How do improvisatory practices affect the production, dissemination and reception of new media art?

What are the impacts of electronic and social media on poetry, literature and other textual practices? How is the study of print culture impacted by a critical emphasis on improvisation?

How can methods and approaches that have emerged from improvisation studies be deployed to assess the velocity of information, and the pace of the transformation of the human archive? What are the emerging temporalities of writing?

How do new media offer a means to investigate the permeability of the academic and non-academic worlds?

What are the key tropes around which inquiry into text and media in improvisation takes place? (Some of the tropes we mentioned included membrane, network, fractal, pod, articulation, mix, polyphony, voice, texture, ear.)

How does improvisation both expose and re-instantiate inherent social power structures, especially around concepts of authority and expertise?

How do social and electronic media influence reading and reception?

How do text and media studies articulate with improvisational pedagogy across the disciplines?

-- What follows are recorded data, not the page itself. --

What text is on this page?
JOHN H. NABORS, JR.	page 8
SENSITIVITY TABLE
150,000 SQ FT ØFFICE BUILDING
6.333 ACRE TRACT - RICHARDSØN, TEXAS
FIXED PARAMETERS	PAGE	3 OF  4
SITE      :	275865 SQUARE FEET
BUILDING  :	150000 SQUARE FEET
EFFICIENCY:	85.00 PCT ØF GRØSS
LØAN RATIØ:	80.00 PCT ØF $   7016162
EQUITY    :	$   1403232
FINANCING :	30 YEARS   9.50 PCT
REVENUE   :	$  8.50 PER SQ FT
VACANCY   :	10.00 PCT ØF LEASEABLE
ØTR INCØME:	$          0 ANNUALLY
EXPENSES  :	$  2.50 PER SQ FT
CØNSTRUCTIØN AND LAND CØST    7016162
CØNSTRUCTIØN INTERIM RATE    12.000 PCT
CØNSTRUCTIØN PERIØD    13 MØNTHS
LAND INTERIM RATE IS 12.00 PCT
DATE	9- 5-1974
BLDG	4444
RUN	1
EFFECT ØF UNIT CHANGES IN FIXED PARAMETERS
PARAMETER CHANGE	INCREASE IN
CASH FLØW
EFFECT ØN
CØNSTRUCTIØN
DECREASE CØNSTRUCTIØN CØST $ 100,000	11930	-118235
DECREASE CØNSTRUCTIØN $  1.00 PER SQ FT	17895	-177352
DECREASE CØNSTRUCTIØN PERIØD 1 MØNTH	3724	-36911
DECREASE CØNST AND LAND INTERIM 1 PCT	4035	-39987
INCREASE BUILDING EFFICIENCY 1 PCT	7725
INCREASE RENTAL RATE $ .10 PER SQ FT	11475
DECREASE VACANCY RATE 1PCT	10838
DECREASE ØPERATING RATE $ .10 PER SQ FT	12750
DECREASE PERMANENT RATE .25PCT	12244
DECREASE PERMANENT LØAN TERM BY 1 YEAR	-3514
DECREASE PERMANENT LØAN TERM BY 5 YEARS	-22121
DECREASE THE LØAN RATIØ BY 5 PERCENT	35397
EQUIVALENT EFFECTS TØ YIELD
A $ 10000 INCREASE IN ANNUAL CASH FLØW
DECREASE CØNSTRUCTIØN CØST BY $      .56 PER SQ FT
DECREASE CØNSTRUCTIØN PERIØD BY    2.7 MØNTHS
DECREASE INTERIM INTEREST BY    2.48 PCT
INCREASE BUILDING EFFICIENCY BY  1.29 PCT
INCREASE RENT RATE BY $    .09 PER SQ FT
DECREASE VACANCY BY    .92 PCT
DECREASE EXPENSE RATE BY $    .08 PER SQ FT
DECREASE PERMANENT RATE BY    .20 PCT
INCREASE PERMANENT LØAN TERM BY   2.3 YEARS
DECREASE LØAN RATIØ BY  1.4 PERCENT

What does the study of improvisation, text and media bring to the understanding of canon, of expertise, genius and orthodoxy? How are we to accept or to resist the tendencies for improvisational tactics to becomes orthodoxies or ideologies?

How are practices of appropriation, borrowing, imitation, representation and revision managed through improvisation?

Our hope was that these questions, and others, might serve as contingent focal points, both to understand the work that has been ongoing in this sub-field and to provoke and urge the development of new work.